After Tyler went away to fetch me a pile of fries, my mother, bless her dear heart, shouted from the other end of the table, "Fred - would you like the rest of my onion rings?"
Mom spent years in a certain kind of relationship, too.
When she offered the rings to me, my thought had a British accent. I was thinking, "That's what I'm on about."
"No mom. I don't want your rings. I want my rings."
"Just take them. They gave me way too many."
"Just rub it in, mom."
Then my brother Steve whispered in my ear, "What an enabler."
He was joking of course. As was I with the whole refusal of my mom's onion rings. I mean, no way in hell was I going to eat them and let Petrow's win. But I was still joking.
There was only one possible solution. Steve ate mom's "extra" rings.
We're a really deep 12 step family.
In the end, my tenderloin was too dry. The fries were too greasy. The rings were too few. The food was too suck.
Petrow's is stupid and when all of their customers die of old age in 30 minutes or so, Petrows' will be no more. So sad.

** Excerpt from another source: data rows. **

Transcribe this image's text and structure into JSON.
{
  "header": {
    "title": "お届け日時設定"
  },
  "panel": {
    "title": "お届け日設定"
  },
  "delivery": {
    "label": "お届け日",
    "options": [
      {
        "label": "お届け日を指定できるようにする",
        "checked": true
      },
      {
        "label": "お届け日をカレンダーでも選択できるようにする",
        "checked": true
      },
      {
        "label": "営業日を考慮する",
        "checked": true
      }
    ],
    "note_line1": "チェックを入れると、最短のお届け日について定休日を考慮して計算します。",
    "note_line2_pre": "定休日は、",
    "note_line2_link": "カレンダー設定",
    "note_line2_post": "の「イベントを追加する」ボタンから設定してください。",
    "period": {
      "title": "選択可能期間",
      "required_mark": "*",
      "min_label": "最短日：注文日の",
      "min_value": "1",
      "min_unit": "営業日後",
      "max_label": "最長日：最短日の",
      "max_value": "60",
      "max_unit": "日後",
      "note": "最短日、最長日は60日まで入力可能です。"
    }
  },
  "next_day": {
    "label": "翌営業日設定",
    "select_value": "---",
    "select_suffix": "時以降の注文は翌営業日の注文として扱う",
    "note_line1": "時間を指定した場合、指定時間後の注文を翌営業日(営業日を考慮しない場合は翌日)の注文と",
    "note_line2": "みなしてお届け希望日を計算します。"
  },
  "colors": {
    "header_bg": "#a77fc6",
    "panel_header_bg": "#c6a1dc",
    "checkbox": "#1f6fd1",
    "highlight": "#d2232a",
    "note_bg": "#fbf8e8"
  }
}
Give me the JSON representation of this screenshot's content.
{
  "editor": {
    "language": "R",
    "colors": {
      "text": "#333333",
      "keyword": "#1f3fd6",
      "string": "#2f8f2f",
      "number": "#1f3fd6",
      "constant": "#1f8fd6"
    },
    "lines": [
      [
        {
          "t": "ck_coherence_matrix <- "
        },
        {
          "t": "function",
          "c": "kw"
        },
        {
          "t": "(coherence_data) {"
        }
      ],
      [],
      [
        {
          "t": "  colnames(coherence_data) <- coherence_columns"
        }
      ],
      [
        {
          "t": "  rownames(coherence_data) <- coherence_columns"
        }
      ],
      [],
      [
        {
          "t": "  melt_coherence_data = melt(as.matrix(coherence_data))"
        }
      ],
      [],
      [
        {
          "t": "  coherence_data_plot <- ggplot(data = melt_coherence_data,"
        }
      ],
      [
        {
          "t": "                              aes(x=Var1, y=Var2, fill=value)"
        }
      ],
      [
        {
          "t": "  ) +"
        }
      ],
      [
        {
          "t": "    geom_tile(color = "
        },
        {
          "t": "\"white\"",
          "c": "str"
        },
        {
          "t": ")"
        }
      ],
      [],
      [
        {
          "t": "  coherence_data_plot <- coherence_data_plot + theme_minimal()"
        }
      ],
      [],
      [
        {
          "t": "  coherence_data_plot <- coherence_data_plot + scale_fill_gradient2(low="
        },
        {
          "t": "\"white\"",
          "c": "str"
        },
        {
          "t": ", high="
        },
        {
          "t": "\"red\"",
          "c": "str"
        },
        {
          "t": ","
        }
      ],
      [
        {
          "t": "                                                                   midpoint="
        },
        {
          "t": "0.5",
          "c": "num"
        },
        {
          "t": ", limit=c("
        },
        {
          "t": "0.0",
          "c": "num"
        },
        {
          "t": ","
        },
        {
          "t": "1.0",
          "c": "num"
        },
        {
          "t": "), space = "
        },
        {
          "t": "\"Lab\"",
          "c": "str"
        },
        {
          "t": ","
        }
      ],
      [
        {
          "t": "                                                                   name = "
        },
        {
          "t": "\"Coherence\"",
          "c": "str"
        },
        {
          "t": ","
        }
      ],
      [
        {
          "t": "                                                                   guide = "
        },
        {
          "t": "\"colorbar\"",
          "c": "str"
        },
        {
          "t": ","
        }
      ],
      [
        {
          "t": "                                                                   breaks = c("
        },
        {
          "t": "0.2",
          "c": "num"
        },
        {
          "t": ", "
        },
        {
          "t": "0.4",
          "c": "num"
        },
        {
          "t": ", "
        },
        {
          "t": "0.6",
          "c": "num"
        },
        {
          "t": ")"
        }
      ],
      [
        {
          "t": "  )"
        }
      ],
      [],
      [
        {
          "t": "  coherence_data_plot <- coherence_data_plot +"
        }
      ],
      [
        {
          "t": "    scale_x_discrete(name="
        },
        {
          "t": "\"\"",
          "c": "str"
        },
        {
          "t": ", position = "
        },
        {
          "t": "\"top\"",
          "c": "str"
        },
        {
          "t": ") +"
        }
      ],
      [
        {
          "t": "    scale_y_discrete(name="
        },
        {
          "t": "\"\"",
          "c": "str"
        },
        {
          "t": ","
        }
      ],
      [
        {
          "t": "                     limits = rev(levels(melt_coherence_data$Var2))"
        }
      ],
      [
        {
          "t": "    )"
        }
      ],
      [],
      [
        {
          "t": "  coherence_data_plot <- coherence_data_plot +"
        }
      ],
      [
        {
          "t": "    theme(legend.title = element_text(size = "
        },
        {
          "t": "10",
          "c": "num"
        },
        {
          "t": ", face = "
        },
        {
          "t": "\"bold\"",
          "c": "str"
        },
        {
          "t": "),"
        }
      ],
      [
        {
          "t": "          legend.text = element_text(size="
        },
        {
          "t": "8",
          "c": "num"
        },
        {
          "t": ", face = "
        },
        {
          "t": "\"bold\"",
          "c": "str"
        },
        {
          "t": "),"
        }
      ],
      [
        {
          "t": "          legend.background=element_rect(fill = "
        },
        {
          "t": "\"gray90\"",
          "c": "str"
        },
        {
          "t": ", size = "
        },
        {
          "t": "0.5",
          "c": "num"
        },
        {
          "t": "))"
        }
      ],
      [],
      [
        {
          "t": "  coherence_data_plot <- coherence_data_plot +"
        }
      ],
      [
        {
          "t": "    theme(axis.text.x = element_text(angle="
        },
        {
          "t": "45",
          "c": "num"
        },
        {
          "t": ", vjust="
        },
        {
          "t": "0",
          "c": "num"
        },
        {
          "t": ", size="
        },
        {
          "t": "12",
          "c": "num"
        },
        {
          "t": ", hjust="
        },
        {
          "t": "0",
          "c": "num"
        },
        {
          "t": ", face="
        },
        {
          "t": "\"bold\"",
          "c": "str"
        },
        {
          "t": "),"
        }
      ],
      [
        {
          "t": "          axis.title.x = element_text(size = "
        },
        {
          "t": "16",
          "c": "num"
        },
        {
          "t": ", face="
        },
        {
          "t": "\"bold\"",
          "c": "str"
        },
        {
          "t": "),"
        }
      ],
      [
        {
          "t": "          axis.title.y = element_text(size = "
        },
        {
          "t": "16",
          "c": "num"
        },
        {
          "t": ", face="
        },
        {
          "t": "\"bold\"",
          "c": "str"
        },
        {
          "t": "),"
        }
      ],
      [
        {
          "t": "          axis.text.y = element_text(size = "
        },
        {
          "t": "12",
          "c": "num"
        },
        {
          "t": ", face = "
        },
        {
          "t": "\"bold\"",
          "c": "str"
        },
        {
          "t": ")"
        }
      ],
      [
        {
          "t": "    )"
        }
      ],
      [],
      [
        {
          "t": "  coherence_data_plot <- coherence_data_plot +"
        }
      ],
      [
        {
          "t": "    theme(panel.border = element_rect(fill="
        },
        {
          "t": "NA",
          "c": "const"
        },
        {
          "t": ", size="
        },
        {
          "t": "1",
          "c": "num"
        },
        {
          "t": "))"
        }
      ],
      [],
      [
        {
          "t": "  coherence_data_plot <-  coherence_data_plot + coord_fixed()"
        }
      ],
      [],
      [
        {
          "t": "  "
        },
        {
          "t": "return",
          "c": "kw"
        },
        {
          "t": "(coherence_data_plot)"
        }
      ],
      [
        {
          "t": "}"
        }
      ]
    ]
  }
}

The only good thing is that Tyler will then be forced to take a job at another restaurant. For him, it will be just like my job change (Glorious). Especially if he gets a job at Mama's Pizza or something. That's how you pile on some onion rings.
Good on ya, Tyler.
2 comments:
I wonder what would have happened if you had ordered the fries, but then asked to substitute the fries with with rings? Would you have gotten 4 rings? Or would Tyler have had a breakdown?
I should have just traded my 4 rings for 2 piles of fries.